Tuesday, September 26, 2017

Kiss Snatcher

Here's a hardboiled double bill for you: Kiss Me Deadly (1955) and Picture Snatcher (1933).

This was Ms. Beveridge's first look at Kiss. It stars Ralph Meeker, and directed with noir panache by Robert Aldrich. The opening is a real grabber - a bare-foot woman wearing a trenchcoat and probably nothing else (Cloris Leachman) is running down a road at night, trying to flag down cars. She jumps out in front of Mike Hammer's (Meeker) Jaguar, nearly causing a crash. He picks her up, but isn't happy about it. They quarrel, and he drops her off at the bus station. Of course, she turns up dead.

Then everyone else turns up, looking for something she had - Mike's secretary Velda (Maxine Cooper) calls it the Great Whatsit. He searches for it mainly by bumbling around and sometimes beating people up. At some point I was convinced that the whole mystery thing thing didn’t make any sense, but that might just be me. Maybe I was just to busy wallowing in the great LA scenery - especially the scenes set in Bunker Hill, including Angel’s Flight. But the greatest shot in the movie is Meeker in his apartment, next to his modernistic wall-mounted reel-to-reel answering machine, looking out the window at the cars on the freeway.
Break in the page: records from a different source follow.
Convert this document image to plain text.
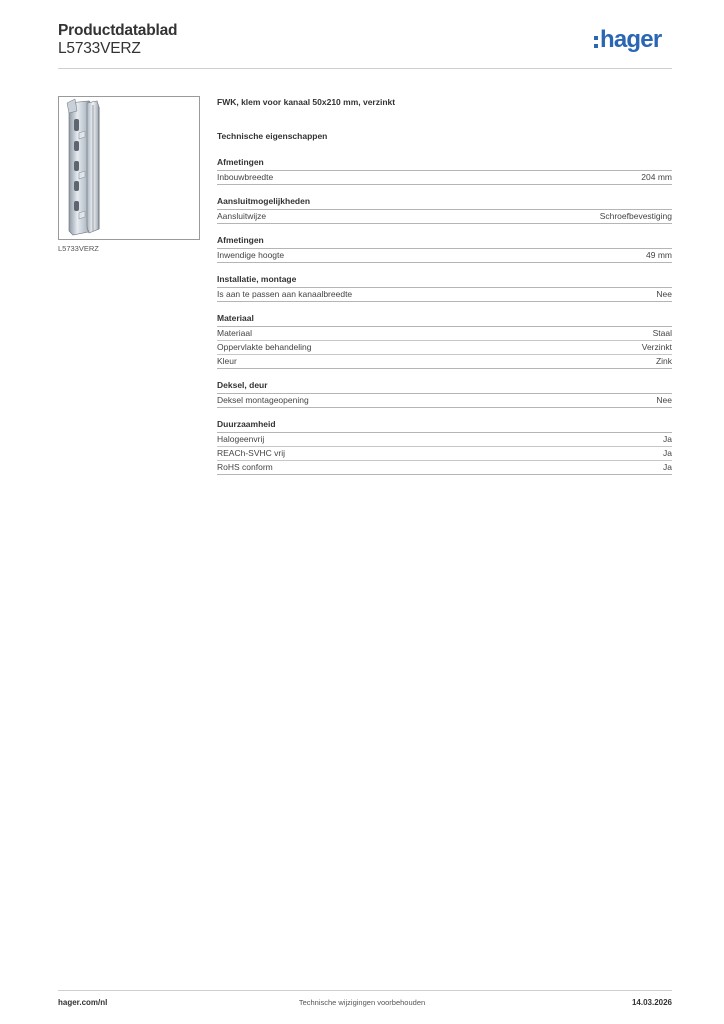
Productdatablad
L5733VERZ	hager
L5733VERZ
FWK, klem voor kanaal 50x210 mm, verzinkt
Technische eigenschappen
Afmetingen
Inbouwbreedte	204 mm
Aansluitmogelijkheden
Aansluitwijze	Schroefbevestiging
Afmetingen
Inwendige hoogte	49 mm
Installatie, montage
Is aan te passen aan kanaalbreedte	Nee
Materiaal
Materiaal	Staal
Oppervlakte behandeling	Verzinkt
Kleur	Zink
Deksel, deur
Deksel montageopening	Nee
Duurzaamheid
Halogeenvrij	Ja
REACh-SVHC vrij	Ja
RoHS conform	Ja
hager.com/nl	Technische wijzigingen voorbehouden	14.03.2026
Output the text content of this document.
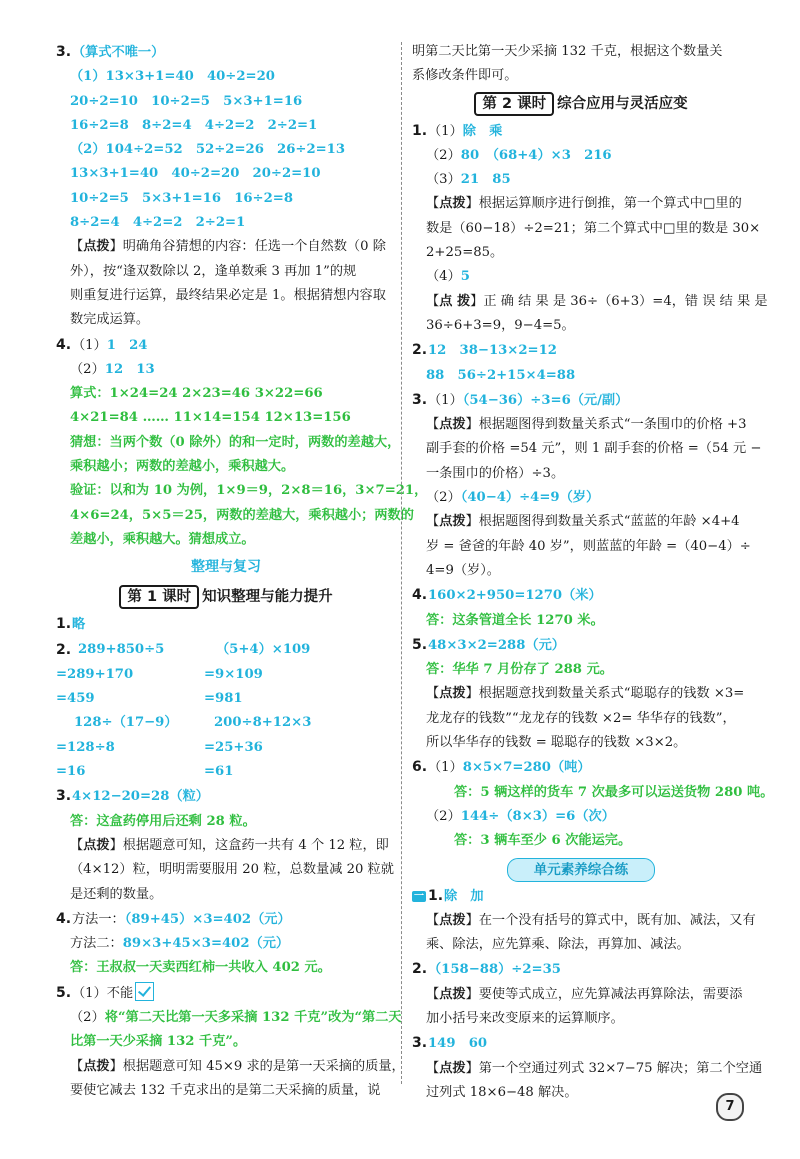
3.（算式不唯一）
（1）13×3+1=40　40÷2=20
20÷2=10　10÷2=5　5×3+1=16
16÷2=8　8÷2=4　4÷2=2　2÷2=1
（2）104÷2=52　52÷2=26　26÷2=13
13×3+1=40　40÷2=20　20÷2=10
10÷2=5　5×3+1=16　16÷2=8
8÷2=4　4÷2=2　2÷2=1
【 点拨 】 明确角谷猜想的内容：任选一个自然数（0 除
外），按“逢双数除以 2，逢单数乘 3 再加 1”的规
则重复进行运算，最终结果必定是 1。根据猜想内容取
数完成运算。
4.（1）1　24
（2）12　13
算式：1×24=24 2×23=46 3×22=66
4×21=84 …… 11×14=154 12×13=156
猜想：当两个数（0 除外）的和一定时，两数的差越大，
乘积越小；两数的差越小，乘积越大。
验证：以和为 10 为例，1×9＝9，2×8＝16，3×7=21，
4×6=24，5×5＝25，两数的差越大，乘积越小；两数的
差越小，乘积越大。猜想成立。
整理与复习
第 1 课时 知识整理与能力提升
1.略
2. 289+850÷5	（5+4）×109
=289+170	=9×109
=459	=981
128÷（17−9）	200÷8+12×3
=128÷8	=25+36
=16	=61
3.4×12−20=28（粒）
答：这盒药停用后还剩 28 粒。
【 点拨 】 根据题意可知，这盒药一共有 4 个 12 粒，即
（4×12）粒，明明需要服用 20 粒，总数量减 20 粒就
是还剩的数量。
4.方法一：（89+45）×3=402（元）
方法二：89×3+45×3=402（元）
答：王叔叔一天卖西红柿一共收入 402 元。
5.（1）不能
（2）将“第二天比第一天多采摘 132 千克”改为“第二天
比第一天少采摘 132 千克”。
【 点拨 】 根据题意可知 45×9 求的是第一天采摘的质量，
要使它减去 132 千克求出的是第二天采摘的质量，说
明第二天比第一天少采摘 132 千克，根据这个数量关
系修改条件即可。
第 2 课时 综合应用与灵活应变
1.（1）除　乘
（2）80　（68+4）×3　216
（3）21　85
【 点拨 】 根据运算顺序进行倒推，第一个算式中□里的
数是（60−18）÷2=21；第二个算式中□里的数是 30×
2+25=85。
（4）5
【 点 拨 】 正 确 结 果 是 36÷（6+3）=4，错 误 结 果 是
36÷6+3=9，9−4=5。
2.12　38−13×2=12
88　56÷2+15×4=88
3.（1）（54−36）÷3=6（元/副）
【 点拨 】 根据题图得到数量关系式“一条围巾的价格 +3
副手套的价格 =54 元”，则 1 副手套的价格 =（54 元 −
一条围巾的价格）÷3。
（2）（40−4）÷4=9（岁）
【 点拨 】 根据题图得到数量关系式“蓝蓝的年龄 ×4+4
岁 = 爸爸的年龄 40 岁”，则蓝蓝的年龄 =（40−4）÷
4=9（岁）。
4.160×2+950=1270（米）
答：这条管道全长 1270 米。
5.48×3×2=288（元）
答：华华 7 月份存了 288 元。
【 点拨 】 根据题意找到数量关系式“聪聪存的钱数 ×3=
龙龙存的钱数”“龙龙存的钱数 ×2= 华华存的钱数”，
所以华华存的钱数 = 聪聪存的钱数 ×3×2。
6.（1）8×5×7=280（吨）
答：5 辆这样的货车 7 次最多可以运送货物 280 吨。
（2）144÷（8×3）=6（次）
答：3 辆车至少 6 次能运完。
单元素养综合练
一 1.除　加
【 点拨 】 在一个没有括号的算式中，既有加、减法，又有
乘、除法，应先算乘、除法，再算加、减法。
2.（158−88）÷2=35
【 点拨 】 要使等式成立，应先算减法再算除法，需要添
加小括号来改变原来的运算顺序。
3.149　60
【 点拨 】 第一个空通过列式 32×7−75 解决；第二个空通
过列式 18×6−48 解决。
7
Really says it all.

Then it becomes a sci-fi horror flick, and you know the rest. Wild movie, Aldrich’s best.

As a palate cleanser, let’s go back to the days of the Depression for a James Cagney film, Picture Snatcher (pronounced pitcher-snatcher). Will it be a musical, a comedy, a gangster film? The jaunty music over the credits hints at the first two, but it lies.  Cagney is a gangster who wants to go straight when he gets out of jail. He wants to be a reporter, working for Ralph Bellamy, the drunk city editor of a trashy tabloid. Since he has no scruples, he does pretty well. He gets into and out of scrapes with girls, the law, and the managing editor. He is the only reporter to get a picture of a woman getting the electric chair - while the other observers are throwing up, he’s snapping a picture with a camera on his shoe. (This part was based on a true ripped-from-the-headlines story.)

Both movies feature charming, utterly amoral, and self-centered men. It only comes out well in Picture Snatcher. I guess it might have been a comedy after all.